I know adults who can recite the Big Mac song backwards and forwards but can't say the Pledge of Allegiance, the Preamble to the Constitution, don't know the 10 commandments and truly believe the words "separation of church and state" appear in the Constitution somewhere.

Anyone remember the little rubber martian toys that were in the McDonald's Happy Meals about 30 years ago? They were green, blue, yellow... Maybe a red one in there... I don't know, but they were so cool!

Weebles wobble but they don't fall down. This is true. Weebles are egg shaped. Weebles sit on thier butts and don't fall down. Eggs invariably fall on their side. I'm confused.

A bird in the hand is worth two in the bush. But neither bird in the bush will bite you unless you stick your hand in there to try to grab one.

A penny saved is a penny earned. What the hell can you buy for a penny?

The army used to have a saying "Be all that you can be." Now it's "An army of one." I think they changed it the first time they took a look at some soldier being all he could be and they thought "that's it?"

In writing, we have a saying when talking about the best way to write a story. "Show don't tell." Imagine having that in grade school. I picture some nine year old standing perfectly silent holding a pet rock for five minutes before returning to his seat, much to the confused delight of his fellow classmates.

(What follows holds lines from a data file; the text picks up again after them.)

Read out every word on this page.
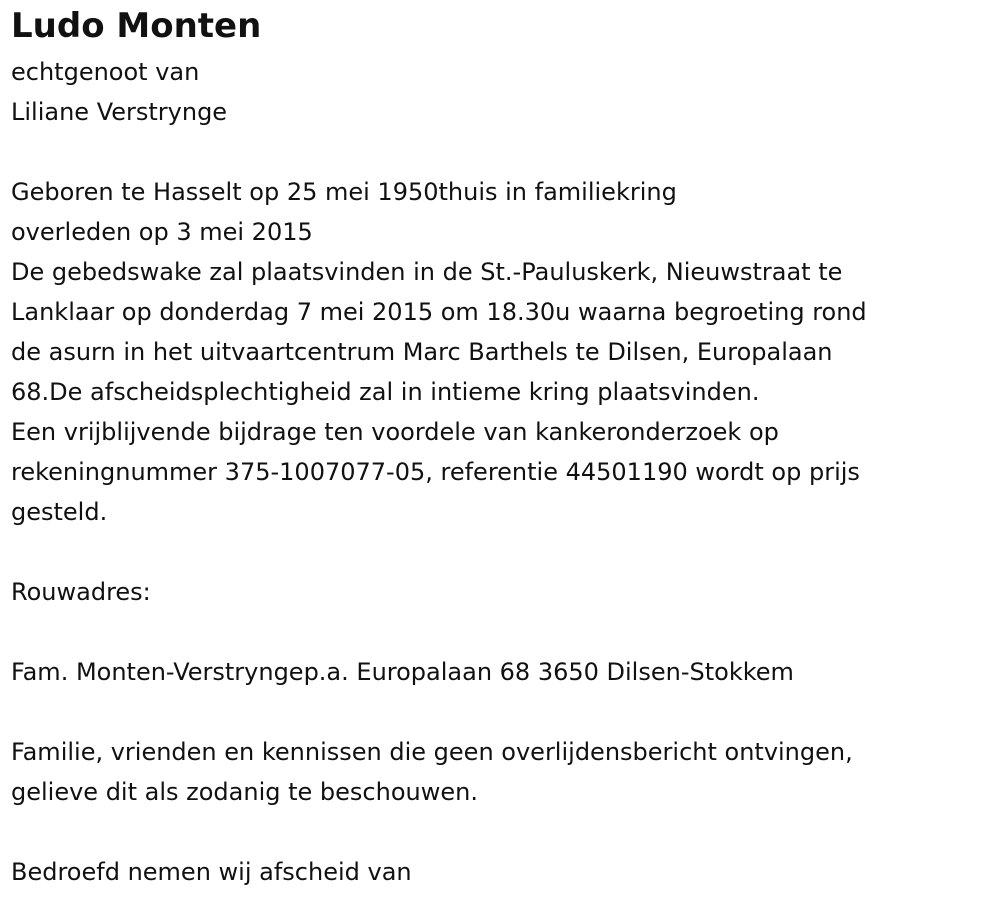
Ludo Monten

echtgenoot van

Liliane Verstrynge

Geboren te Hasselt op 25 mei 1950thuis in familiekring

overleden op 3 mei 2015

De gebedswake zal plaatsvinden in de St.-Pauluskerk, Nieuwstraat te

Lanklaar op donderdag 7 mei 2015 om 18.30u waarna begroeting rond

de asurn in het uitvaartcentrum Marc Barthels te Dilsen, Europalaan

68.De afscheidsplechtigheid zal in intieme kring plaatsvinden.

Een vrijblijvende bijdrage ten voordele van kankeronderzoek op

rekeningnummer 375-1007077-05, referentie 44501190 wordt op prijs

gesteld.

Rouwadres:

Fam. Monten-Verstryngep.a. Europalaan 68 3650 Dilsen-Stokkem

Familie, vrienden en kennissen die geen overlijdensbericht ontvingen,

gelieve dit als zodanig te beschouwen.

Bedroefd nemen wij afscheid van
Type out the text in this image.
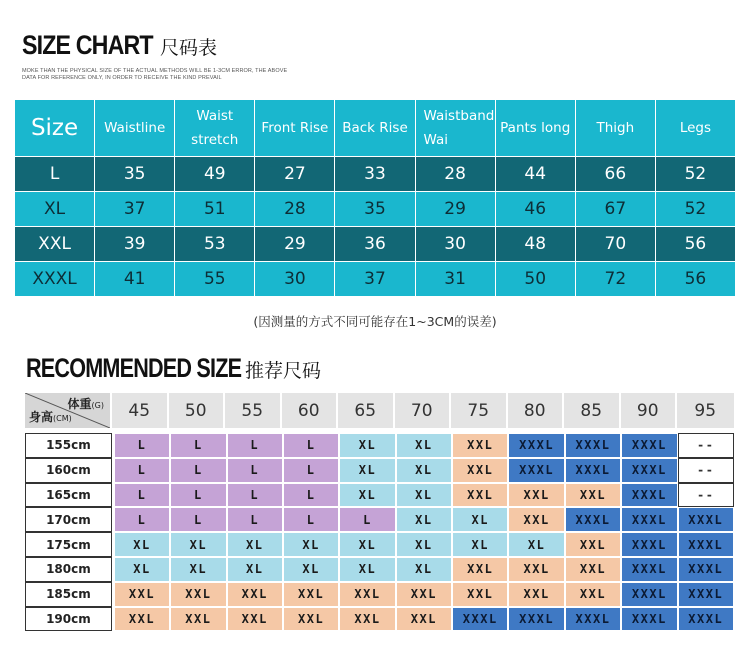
SIZE CHART 尺码表
MOKE THAN THE PHYSICAL SIZE OF THE ACTUAL METHODS WILL BE 1-3CM ERROR, THE ABOVE DATA FOR REFERENCE ONLY, IN ORDER TO RECEIVE THE KIND PREVAIL
Size	Waistline	Waist stretch	Front Rise	Back Rise	Waistband Wai	Pants long	Thigh	Legs
L	35	49	27	33	28	44	66	52
XL	37	51	28	35	29	46	67	52
XXL	39	53	29	36	30	48	70	56
XXXL	41	55	30	37	31	50	72	56
(因测量的方式不同可能存在1~3CM的误差)
RECOMMENDED SIZE 推荐尺码
体重(G)
身高(CM)	45	50	55	60	65	70	75	80	85	90	95
155cm	L	L	L	L	XL	XL	XXL	XXXL	XXXL	XXXL	--
160cm	L	L	L	L	XL	XL	XXL	XXXL	XXXL	XXXL	--
165cm	L	L	L	L	XL	XL	XXL	XXL	XXL	XXXL	--
170cm	L	L	L	L	L	XL	XL	XXL	XXXL	XXXL	XXXL
175cm	XL	XL	XL	XL	XL	XL	XL	XL	XXL	XXXL	XXXL
180cm	XL	XL	XL	XL	XL	XL	XXL	XXL	XXL	XXXL	XXXL
185cm	XXL	XXL	XXL	XXL	XXL	XXL	XXL	XXL	XXL	XXXL	XXXL
190cm	XXL	XXL	XXL	XXL	XXL	XXL	XXXL	XXXL	XXXL	XXXL	XXXL
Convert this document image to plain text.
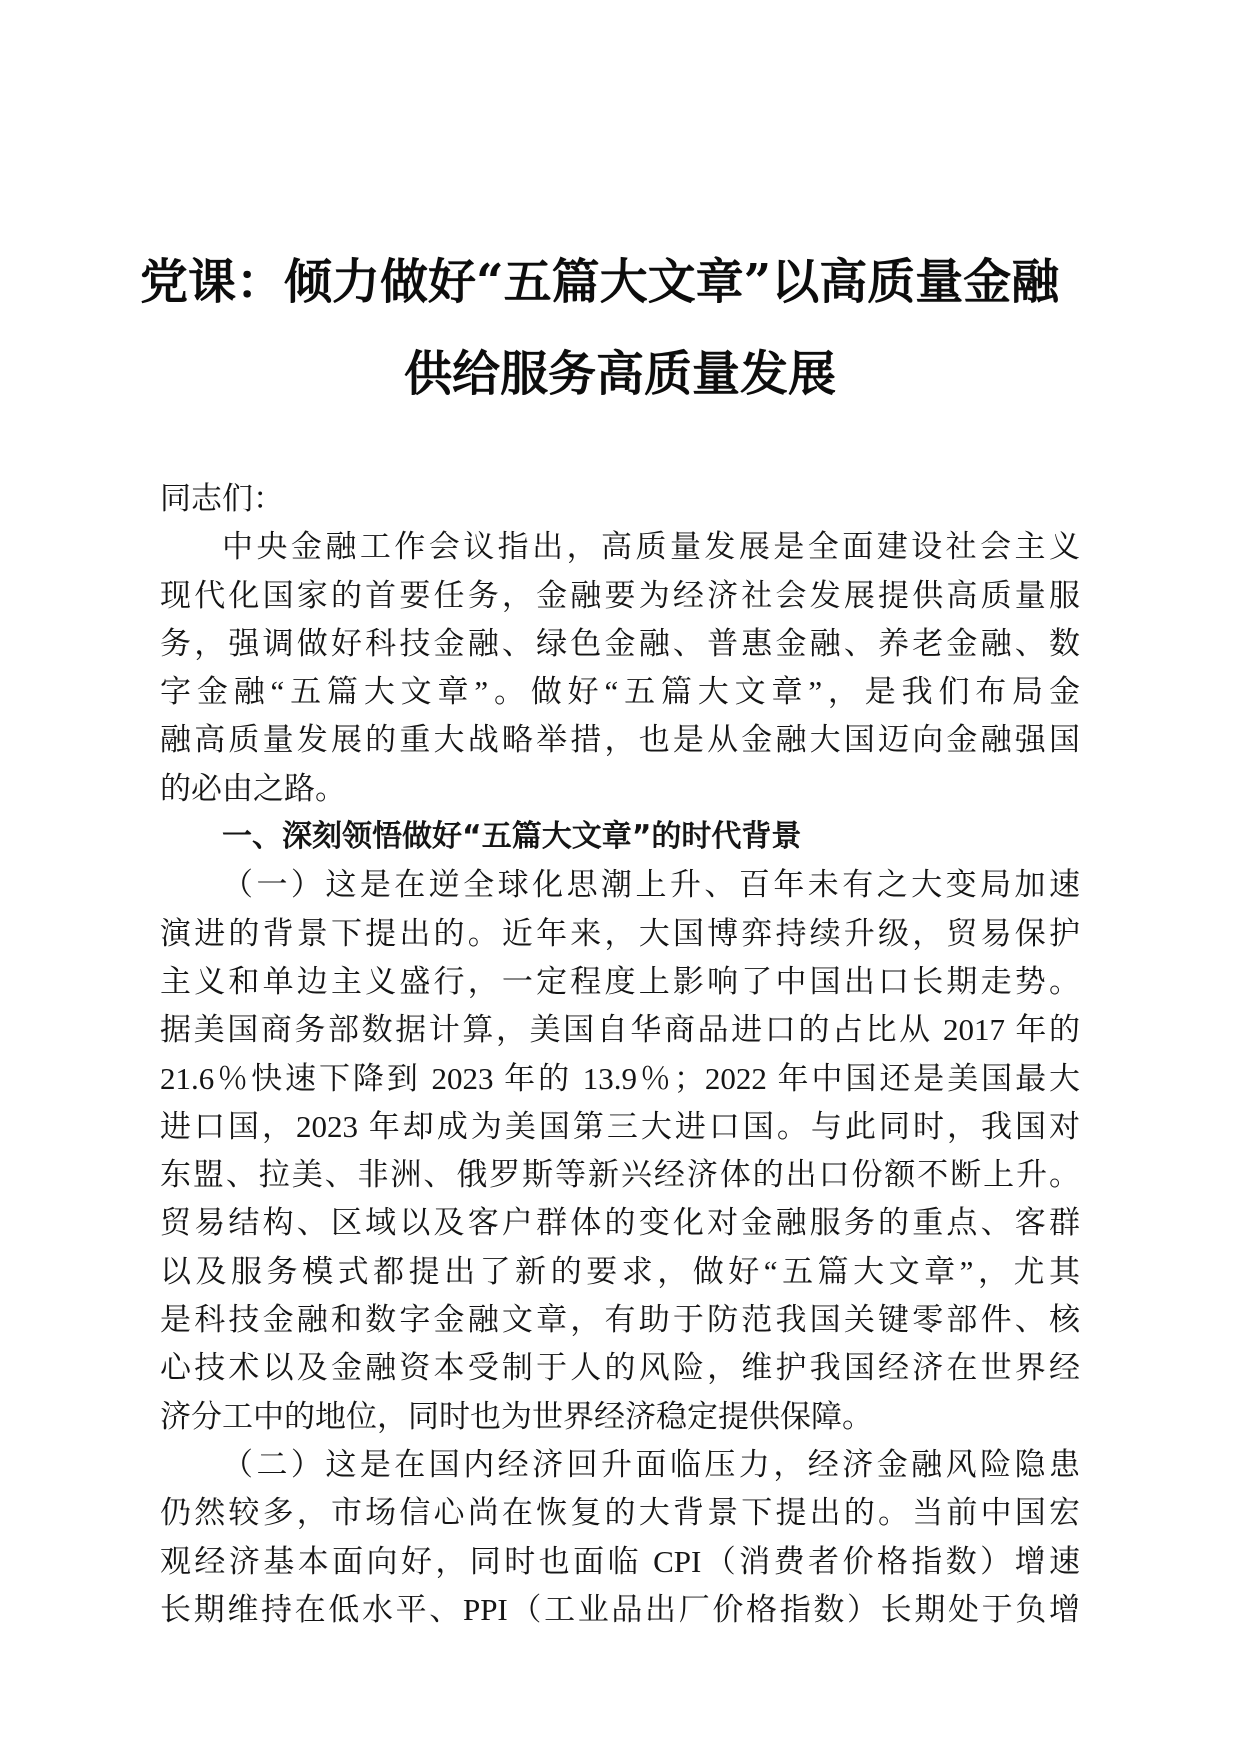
党课：倾力做好“五篇大文章”以高质量金融
供给服务高质量发展
同志们：
中央金融工作会议指出，高质量发展是全面建设社会主义
现代化国家的首要任务，金融要为经济社会发展提供高质量服
务，强调做好科技金融、绿色金融、普惠金融、养老金融、数
字金融“五篇大文章”。做好“五篇大文章”，是我们布局金
融高质量发展的重大战略举措，也是从金融大国迈向金融强国
的必由之路。
一、深刻领悟做好“五篇大文章”的时代背景
（一）这是在逆全球化思潮上升、百年未有之大变局加速
演进的背景下提出的。近年来，大国博弈持续升级，贸易保护
主义和单边主义盛行，一定程度上影响了中国出口长期走势。
据美国商务部数据计算，美国自华商品进口的占比从 2017 年的
21.6％快速下降到 2023 年的 13.9％；2022 年中国还是美国最大
进口国，2023 年却成为美国第三大进口国。与此同时，我国对
东盟、拉美、非洲、俄罗斯等新兴经济体的出口份额不断上升。
贸易结构、区域以及客户群体的变化对金融服务的重点、客群
以及服务模式都提出了新的要求，做好“五篇大文章”，尤其
是科技金融和数字金融文章，有助于防范我国关键零部件、核
心技术以及金融资本受制于人的风险，维护我国经济在世界经
济分工中的地位，同时也为世界经济稳定提供保障。
（二）这是在国内经济回升面临压力，经济金融风险隐患
仍然较多，市场信心尚在恢复的大背景下提出的。当前中国宏
观经济基本面向好，同时也面临 CPI（消费者价格指数）增速
长期维持在低水平、PPI（工业品出厂价格指数）长期处于负增
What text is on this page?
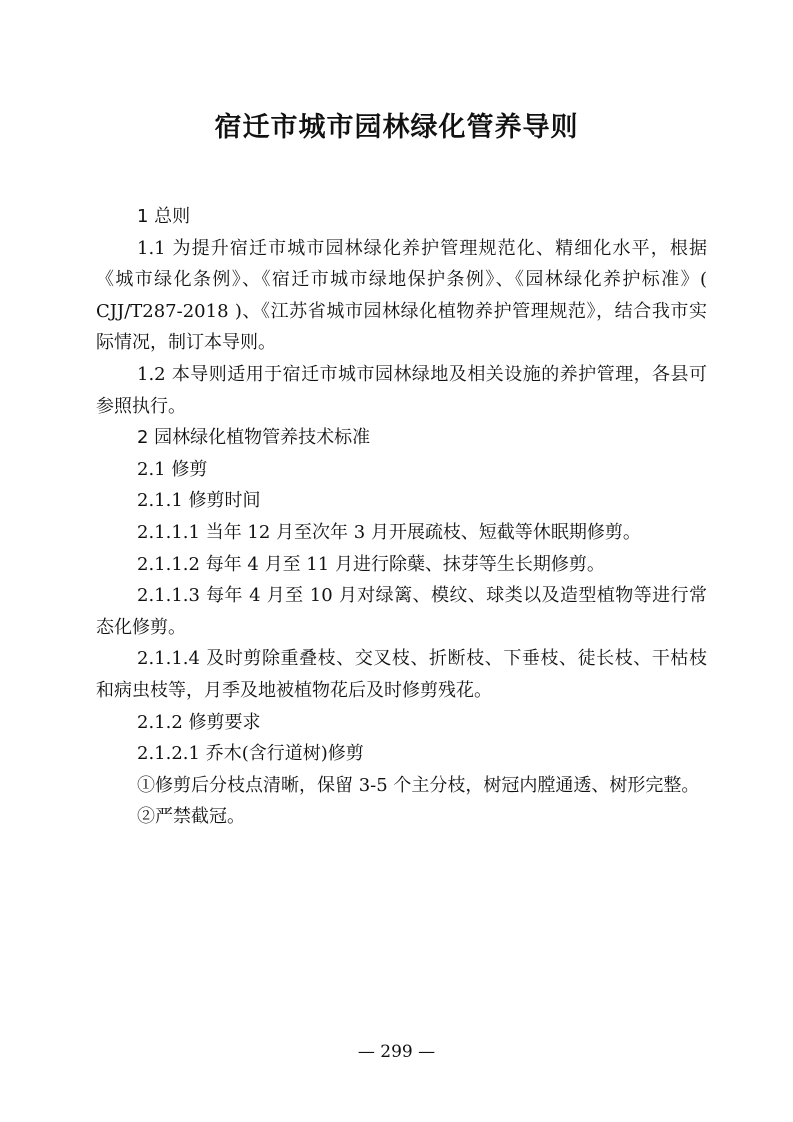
宿迁市城市园林绿化管养导则

1 总则

1.1 为提升宿迁市城市园林绿化养护管理规范化、精细化水平，根据《城市绿化条例》、《宿迁市城市绿地保护条例》、《园林绿化养护标准》( CJJ/T287-2018 )、《江苏省城市园林绿化植物养护管理规范》，结合我市实际情况，制订本导则。

1.2 本导则适用于宿迁市城市园林绿地及相关设施的养护管理，各县可参照执行。

2 园林绿化植物管养技术标准

2.1 修剪

2.1.1 修剪时间

2.1.1.1 当年 12 月至次年 3 月开展疏枝、短截等休眠期修剪。

2.1.1.2 每年 4 月至 11 月进行除蘖、抹芽等生长期修剪。

2.1.1.3 每年 4 月至 10 月对绿篱、模纹、球类以及造型植物等进行常态化修剪。

2.1.1.4 及时剪除重叠枝、交叉枝、折断枝、下垂枝、徒长枝、干枯枝和病虫枝等，月季及地被植物花后及时修剪残花。

2.1.2 修剪要求

2.1.2.1 乔木(含行道树)修剪

①修剪后分枝点清晰，保留 3-5 个主分枝，树冠内膛通透、树形完整。

②严禁截冠。

— 299 —
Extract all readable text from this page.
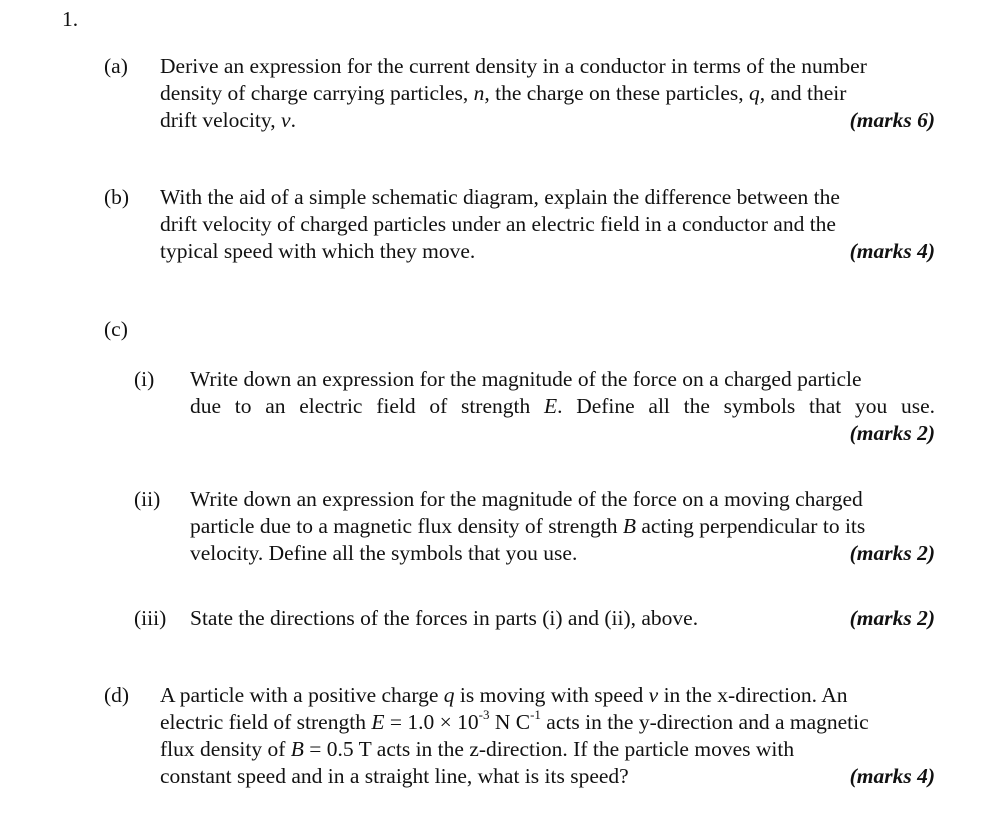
1.
(a) Derive an expression for the current density in a conductor in terms of the number
density of charge carrying particles, n, the charge on these particles, q, and their
drift velocity, v.	(marks 6)
(b) With the aid of a simple schematic diagram, explain the difference between the
drift velocity of charged particles under an electric field in a conductor and the
typical speed with which they move.	(marks 4)
(c)
(i) Write down an expression for the magnitude of the force on a charged particle
due to an electric field of strength E. Define all the symbols that you use.
(marks 2)
(ii) Write down an expression for the magnitude of the force on a moving charged
particle due to a magnetic flux density of strength B acting perpendicular to its
velocity. Define all the symbols that you use.	(marks 2)
(iii) State the directions of the forces in parts (i) and (ii), above.	(marks 2)
(d) A particle with a positive charge q is moving with speed v in the x-direction. An
electric field of strength $E = 1.0 \times 10^{-3}$ N $C^{-1}$ acts in the y-direction and a magnetic
flux density of B = 0.5 T acts in the z-direction. If the particle moves with
constant speed and in a straight line, what is its speed?	(marks 4)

Early to bed, early to rise means the laundry gets piled up, the dishes don't get washed, the cat litter doesn't get scooped, the dog doesn't get walked, the child's homework doesn't get completed, bills don't get paid, but I'm well-rested when I have to return to the monotony of my deadend 9 to 5 job.

A few years ago, I realized the strangest thing. If I wait long enough without eating, hunger pangs go away on their own. Weird. I wonder how long you'd have to wait before they'd come back.

It takes pluto approximately 240 Earth years to travel around the sun. It's pretty far away. Sound travels quite a bit slower than light. So I wonder how long it's going to take Plutonians to discover they've lost their status as the ninth planet. I'm guessing they have an abundance of PLUTONIUM up there on PLUTO. What if they nuke us in anger? Ah, I guess it won't matter. I'll be dead and my great great great great great great grandchildren will have to figure out why some odd nuclear object is on a collision course with earth, bearing a plutonian inscription that says "Oh yeah!? Bite me, Earth Scum!" on it. (one of my fellow writer friends is going to write that story now!)

Pluto is cold. Could they even get a rocket to launch? Wait. Cold Fusion. Crap! Little Eddie the ninth is gonna die, man!

This little exercise has made me laugh. I don't know about you, but I've enjoyed it.

W, E and H thank you for your participation, as does the number 2.